Oh I wish I were involved in biology...
I read tonight from: http://www.physorg.com/news77301419.html
"Advances in single-molecule research in the last 15 years have been "revolutionary, not evolutionary," said Stanford biophysicist Steven Block.
""When I was an undergraduate in the early 1970s, the idea of recording data from a single molecule was a pipe dream," he recalled. "No one would ever believe you could do that. It was beyond possibility. Now it is reality. It is literally possible to study the output of a single enzyme at atomic-level resolution."
"In 1993, Block and his colleagues were the first to observe the movement of an individual molecule of kinesin, a tiny protein that carries chromosomes, neurotransmitters and other vital cargo along minute tracks called microtubules in living cells. Using a sensitive microscope-based instrument known as an optical trap, the Block team observed that kinesin moves along microtubules in discrete steps that are a mere 8 nanometers long. "Kinesin and other motor molecules are really nature's nanotechnology.""
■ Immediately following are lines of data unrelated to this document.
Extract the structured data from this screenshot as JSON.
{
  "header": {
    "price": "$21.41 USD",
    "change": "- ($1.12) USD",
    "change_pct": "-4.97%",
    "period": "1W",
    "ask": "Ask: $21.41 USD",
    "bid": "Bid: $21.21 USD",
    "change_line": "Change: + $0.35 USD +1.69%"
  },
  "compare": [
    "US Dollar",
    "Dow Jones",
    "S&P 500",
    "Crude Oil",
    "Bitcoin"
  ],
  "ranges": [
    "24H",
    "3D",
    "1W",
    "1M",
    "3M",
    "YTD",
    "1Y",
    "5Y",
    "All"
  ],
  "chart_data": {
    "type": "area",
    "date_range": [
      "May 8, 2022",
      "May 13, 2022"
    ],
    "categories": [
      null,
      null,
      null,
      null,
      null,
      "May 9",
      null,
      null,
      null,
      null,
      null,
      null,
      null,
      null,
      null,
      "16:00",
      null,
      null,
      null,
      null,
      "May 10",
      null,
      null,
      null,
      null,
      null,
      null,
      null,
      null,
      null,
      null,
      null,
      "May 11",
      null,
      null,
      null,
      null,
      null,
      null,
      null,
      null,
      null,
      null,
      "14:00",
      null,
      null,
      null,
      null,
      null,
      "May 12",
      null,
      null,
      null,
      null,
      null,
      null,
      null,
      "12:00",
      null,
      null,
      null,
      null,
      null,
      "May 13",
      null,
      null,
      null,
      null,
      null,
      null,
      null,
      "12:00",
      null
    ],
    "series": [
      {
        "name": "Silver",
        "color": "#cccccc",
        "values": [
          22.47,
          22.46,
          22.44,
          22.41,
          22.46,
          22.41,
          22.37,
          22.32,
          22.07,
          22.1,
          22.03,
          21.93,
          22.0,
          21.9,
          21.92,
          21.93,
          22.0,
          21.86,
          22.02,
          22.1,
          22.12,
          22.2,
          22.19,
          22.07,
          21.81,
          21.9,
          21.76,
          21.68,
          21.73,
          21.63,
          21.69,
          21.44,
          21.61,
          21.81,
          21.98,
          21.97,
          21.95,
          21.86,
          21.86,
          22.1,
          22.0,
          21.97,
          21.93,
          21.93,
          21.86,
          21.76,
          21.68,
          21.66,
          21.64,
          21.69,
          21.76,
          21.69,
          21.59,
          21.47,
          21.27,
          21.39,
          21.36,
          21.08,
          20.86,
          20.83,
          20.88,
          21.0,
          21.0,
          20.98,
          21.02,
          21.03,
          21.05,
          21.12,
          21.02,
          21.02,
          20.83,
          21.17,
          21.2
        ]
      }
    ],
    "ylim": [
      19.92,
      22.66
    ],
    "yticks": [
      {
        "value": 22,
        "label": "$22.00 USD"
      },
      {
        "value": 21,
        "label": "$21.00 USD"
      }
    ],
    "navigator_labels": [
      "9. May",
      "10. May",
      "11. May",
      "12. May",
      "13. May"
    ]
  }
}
I cannot help but read this and yearn to be involved, to take part in the enterprise of biology. It simply is the most exciting game on earth at this moment in history in my opinion.
Tonight I went onto MITs open course materials and began listening to their introduction to biology lectures. It was really slow stuff - the lecturer went on about how Crick and Watson's findings are revolutionary, enabling us to unite the descriptive biology into a technological science with powerful unified principles - but it was exciting nevertheless. I'll definitely be spending more time there listening to lectures, and perhaps one day I'll consider actually getting my degree in one of the biological technologies... however far in the future that is, I have no idea.